I. Mit Eingabe vom 12. August 2025 reichte er sodann noch ein Schreiben des heimatlichen Rechtsvertreters sowie ein Behördenschreiben ein.
1.1 Gemäss Art. 31 VGG beurteilt das Bundesverwaltungsgericht Beschwerden gegen Verfügungen nach Art. 5 VwVG. Das SEM gehört zu den Behörden nach Art. 33 VGG und ist daher eine Vorinstanz des Bundesverwaltungsgerichts. Eine das Sachgebiet betreffende Ausnahme im Sinne von Art. 32 VGG liegt nicht vor. Das Bundesverwaltungsgericht ist daher zuständig für die Beurteilung der vorliegenden Beschwerde und entscheidet auf dem Gebiet des Asyls in der Regel - wie auch vorliegend - endgültig (Art. 105 AsylG [SR 142.31]; Art. 83 Bst. d Ziff. 1 BGG).

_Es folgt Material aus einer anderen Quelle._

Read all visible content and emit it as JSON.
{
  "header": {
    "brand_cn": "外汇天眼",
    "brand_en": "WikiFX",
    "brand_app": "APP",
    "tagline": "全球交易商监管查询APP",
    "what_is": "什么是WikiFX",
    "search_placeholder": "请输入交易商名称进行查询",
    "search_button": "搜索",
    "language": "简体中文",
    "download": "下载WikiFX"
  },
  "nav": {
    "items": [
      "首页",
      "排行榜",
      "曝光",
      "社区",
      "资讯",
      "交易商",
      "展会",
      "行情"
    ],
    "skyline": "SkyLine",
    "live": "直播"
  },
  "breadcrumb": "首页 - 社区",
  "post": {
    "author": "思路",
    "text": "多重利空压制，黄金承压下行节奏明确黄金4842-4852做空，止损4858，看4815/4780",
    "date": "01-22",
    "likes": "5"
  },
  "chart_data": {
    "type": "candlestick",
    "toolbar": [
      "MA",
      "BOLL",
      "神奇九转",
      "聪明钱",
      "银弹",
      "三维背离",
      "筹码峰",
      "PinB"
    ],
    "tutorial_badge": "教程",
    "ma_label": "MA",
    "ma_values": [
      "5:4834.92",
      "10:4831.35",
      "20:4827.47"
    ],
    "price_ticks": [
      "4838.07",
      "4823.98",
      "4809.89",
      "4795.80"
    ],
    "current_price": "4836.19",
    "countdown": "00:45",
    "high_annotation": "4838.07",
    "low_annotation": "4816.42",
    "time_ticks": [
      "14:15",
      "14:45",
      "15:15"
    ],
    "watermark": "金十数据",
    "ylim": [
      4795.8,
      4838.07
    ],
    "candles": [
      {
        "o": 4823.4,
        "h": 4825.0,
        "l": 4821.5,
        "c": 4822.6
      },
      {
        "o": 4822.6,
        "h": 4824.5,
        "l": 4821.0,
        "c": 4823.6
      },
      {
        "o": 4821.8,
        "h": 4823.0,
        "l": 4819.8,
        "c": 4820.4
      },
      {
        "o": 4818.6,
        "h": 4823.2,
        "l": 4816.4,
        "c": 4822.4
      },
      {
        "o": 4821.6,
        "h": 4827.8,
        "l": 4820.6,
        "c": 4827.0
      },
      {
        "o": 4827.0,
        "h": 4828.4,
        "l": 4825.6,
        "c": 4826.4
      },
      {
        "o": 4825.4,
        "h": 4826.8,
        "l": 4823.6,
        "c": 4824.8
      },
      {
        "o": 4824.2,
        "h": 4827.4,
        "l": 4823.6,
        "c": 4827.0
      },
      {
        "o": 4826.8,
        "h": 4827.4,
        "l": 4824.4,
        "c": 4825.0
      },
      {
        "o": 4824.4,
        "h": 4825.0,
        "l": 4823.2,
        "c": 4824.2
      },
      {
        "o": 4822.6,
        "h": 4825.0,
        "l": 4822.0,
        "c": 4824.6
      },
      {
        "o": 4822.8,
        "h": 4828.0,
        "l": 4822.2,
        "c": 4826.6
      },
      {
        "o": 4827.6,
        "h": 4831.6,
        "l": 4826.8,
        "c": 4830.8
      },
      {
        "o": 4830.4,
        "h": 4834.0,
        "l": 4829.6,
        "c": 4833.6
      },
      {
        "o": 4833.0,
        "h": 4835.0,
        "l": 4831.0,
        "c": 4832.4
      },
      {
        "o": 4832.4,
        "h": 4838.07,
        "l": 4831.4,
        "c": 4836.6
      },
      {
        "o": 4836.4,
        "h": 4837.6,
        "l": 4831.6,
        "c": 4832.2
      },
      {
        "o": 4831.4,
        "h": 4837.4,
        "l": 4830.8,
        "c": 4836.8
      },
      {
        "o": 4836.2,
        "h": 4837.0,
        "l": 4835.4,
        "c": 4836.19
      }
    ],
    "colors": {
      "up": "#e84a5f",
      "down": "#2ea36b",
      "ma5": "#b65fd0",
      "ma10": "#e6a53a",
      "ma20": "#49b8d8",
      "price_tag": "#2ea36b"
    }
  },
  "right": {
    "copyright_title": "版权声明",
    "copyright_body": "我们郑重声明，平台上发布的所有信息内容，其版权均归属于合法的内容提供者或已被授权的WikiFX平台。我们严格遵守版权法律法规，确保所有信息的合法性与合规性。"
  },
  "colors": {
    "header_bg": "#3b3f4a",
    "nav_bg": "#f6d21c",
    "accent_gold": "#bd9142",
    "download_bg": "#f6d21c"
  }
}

1.2 Die Beschwerde ist frist- und formgerecht eingereicht worden. Die Beschwerdeführenden haben am Verfahren vor der Vorinstanz teilgenommen, sind durch die angefochtene Verfügung besonders berührt und haben ein schutzwürdiges Interesse an deren Aufhebung beziehungsweise Änderung. Sie sind daher zur Einreichung der Beschwerde legitimiert (Art. 105 und Art. 108 Abs. 2 AsylG; Art. 48 Abs. 1 sowie Art. 52 Abs. 1 VwVG). Auf die Beschwerde ist einzutreten.
Die Kognition des Bundesverwaltungsgerichts und die zulässigen Rügen richten sich im Asylbereich nach Art. 106 Abs. 1 AsylG, im Bereich des Ausländerrechts nach Art. 49 VwVG (vgl. BVGE 2014/26 E. 5).
Über offensichtlich unbegründete Beschwerden wird in einzelrichterlicher Zuständigkeit mit Zustimmung eines zweiten Richters entschieden (Art. 111 Bst. e AsylG). Wie nachstehend aufgezeigt, handelt es sich um eine solche, weshalb das Urteil nur summarisch zu begründen ist (Art. 111a Abs. 2 AsylG).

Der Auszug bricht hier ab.